Fue necesaria la descomposición completa de la LC23, el aplastamiento de la guerrilla rural y la rectificación iniciada por algunos guerrilleros presos, para comenzar a reflexionar sobre la significación de la violencia en una perspectiva más general de transformaciones democráticas.
Sin embargo, la ambigedad originaria permaneció. La represión brutal contra el movimiento armado puso en el primer plano la defensa de los presos y la presentación de los desaparecidos. Sobran los testimonios aterradores sobre la infinita impunidad de los cuerpos de seguridad en nuestra nunca aclarada guerra sucia, pero no hubo jamás un examen sobre el significado de la lucha armada para el país y, sobre todo, para la izquierda que buscaba nuevas alternativas. A fines de los años 70, nadie parece interesado en mirar hacia atrás: la reforma política da la vuelta a la hoja, se cierra el libro. La amnistía ahora sí es total. A ciencia cierta, tampoco supimos qué había pasado y nos conformamos con las mismas generalidades de siempre sobre la injusticia y la represión como causas genéricas y universales del movimiento armado. Ignorábamos lo que de verdad importaba: indagar sobre sus orígenes, saber con exactitud a qué preguntas existenciales o no, respondían, en fin, quiénes eran, de dónde venían, a qué clima moral y cultural se debían estos nuevos y arcaicos guerreros de los años 70 mexicanos.
Gustavo Hirales se ha propuesto contarnos esa historia (cuyas líneas generales, más explicativas, digamos, dejó bien establecidas en un texto esclarecedor, publicado hace ya quince años) mediante un testimonio novelado: Memoria de la guerra de los justos. En el, Hirales libra la batalla contra el olvido, contra las espectrales imágenes de una época que ya a nadie parece importarle. Hurga en los resortes morales y psicológicos, los valores que llevan a un grupo de jóvenes comunistas provincianos a revertir la derrota del 68 en un relámpago revolucionario. En ese sentido, es una historia sobre la utopía y la desesperanza, pero es también, el recuento personal de un drama moderno: la desilusión del mito de la violencia como un fuego redentor, supremo, necesario.

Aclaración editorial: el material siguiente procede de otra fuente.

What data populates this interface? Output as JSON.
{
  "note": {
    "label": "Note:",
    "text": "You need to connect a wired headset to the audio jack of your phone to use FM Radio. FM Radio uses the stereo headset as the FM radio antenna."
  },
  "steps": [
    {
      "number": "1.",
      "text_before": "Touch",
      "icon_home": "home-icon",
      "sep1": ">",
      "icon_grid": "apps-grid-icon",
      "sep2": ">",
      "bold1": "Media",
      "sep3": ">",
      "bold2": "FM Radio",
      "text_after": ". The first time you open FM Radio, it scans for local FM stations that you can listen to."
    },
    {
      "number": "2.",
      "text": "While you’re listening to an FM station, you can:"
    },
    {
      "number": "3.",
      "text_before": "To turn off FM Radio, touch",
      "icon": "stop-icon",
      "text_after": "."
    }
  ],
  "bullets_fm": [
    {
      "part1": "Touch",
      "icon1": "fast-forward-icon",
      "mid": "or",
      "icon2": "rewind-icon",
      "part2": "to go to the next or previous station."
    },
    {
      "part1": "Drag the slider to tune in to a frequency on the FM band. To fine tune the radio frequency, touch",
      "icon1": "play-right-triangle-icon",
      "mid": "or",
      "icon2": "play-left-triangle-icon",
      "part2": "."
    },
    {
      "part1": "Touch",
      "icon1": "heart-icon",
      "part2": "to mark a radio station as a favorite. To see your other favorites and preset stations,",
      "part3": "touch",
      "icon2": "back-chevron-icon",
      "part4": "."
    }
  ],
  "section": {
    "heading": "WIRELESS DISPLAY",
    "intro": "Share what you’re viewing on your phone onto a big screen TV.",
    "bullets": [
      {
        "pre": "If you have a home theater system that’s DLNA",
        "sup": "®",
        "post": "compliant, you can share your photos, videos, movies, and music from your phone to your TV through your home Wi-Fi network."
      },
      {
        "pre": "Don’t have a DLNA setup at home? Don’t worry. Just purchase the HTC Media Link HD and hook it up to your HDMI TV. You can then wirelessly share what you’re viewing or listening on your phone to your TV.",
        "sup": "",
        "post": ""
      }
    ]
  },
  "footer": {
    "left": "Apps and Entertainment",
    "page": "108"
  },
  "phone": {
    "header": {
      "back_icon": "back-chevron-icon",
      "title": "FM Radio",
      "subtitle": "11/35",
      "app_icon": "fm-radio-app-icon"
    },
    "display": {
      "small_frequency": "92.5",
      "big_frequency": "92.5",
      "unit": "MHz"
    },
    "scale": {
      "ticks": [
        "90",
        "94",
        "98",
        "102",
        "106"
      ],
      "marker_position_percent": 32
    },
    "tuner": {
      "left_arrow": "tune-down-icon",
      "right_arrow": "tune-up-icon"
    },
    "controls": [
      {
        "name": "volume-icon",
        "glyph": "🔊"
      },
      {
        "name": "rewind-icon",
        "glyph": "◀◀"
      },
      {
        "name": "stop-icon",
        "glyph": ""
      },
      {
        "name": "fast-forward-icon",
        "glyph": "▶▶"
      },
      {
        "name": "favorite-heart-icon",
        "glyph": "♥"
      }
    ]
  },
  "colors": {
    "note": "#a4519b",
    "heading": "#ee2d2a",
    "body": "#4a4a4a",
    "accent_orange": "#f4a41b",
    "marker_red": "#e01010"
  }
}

Escrito en parte como una autobiografía novelada, como un relato confesional, como un reportaje, la Memoria es un texto irremediablemente egocéntrico, vibrante, dibujado con la concisión del periodismo y la energía del militante. Hirales describe, relata, ironiza, para constatar vida y milagros de por medio, locura y represión, cómo es que los fines más altos se enajenan a los medios; como éstos sucumben sin remedio aparente ante las miserias de la condición humana, el instinto acorralado, la desesperación. La Memoria es el registro de la ruptura interior que acompaña y sucede al derrumbe del Mito, a la desintegración política y moral de la Orga, al descubrimiento terrible de que bajo la utopía del hombre nuevo también florecen la irracionalidad y la muerte.
Hirales nos cuenta esa historia, que es doblemente secreta porque es íntima y clandestina, para establecer la premisa que da sentido a la tragedia: mostrar de qué modo ''la clara superioridad moral'' (``sobre la masa de mediocres y arribistas que aquí, allá y en todas partes, se disponían a venderse'') de la guerrilla se convierte ``en un baño de sangre, mierda y locura terrorista'', que ninguna represión puede hacer expiar.
Libro necesario, imprescindible, doloroso, esta Memoria de la guerra de los justos no caerá en el olvido.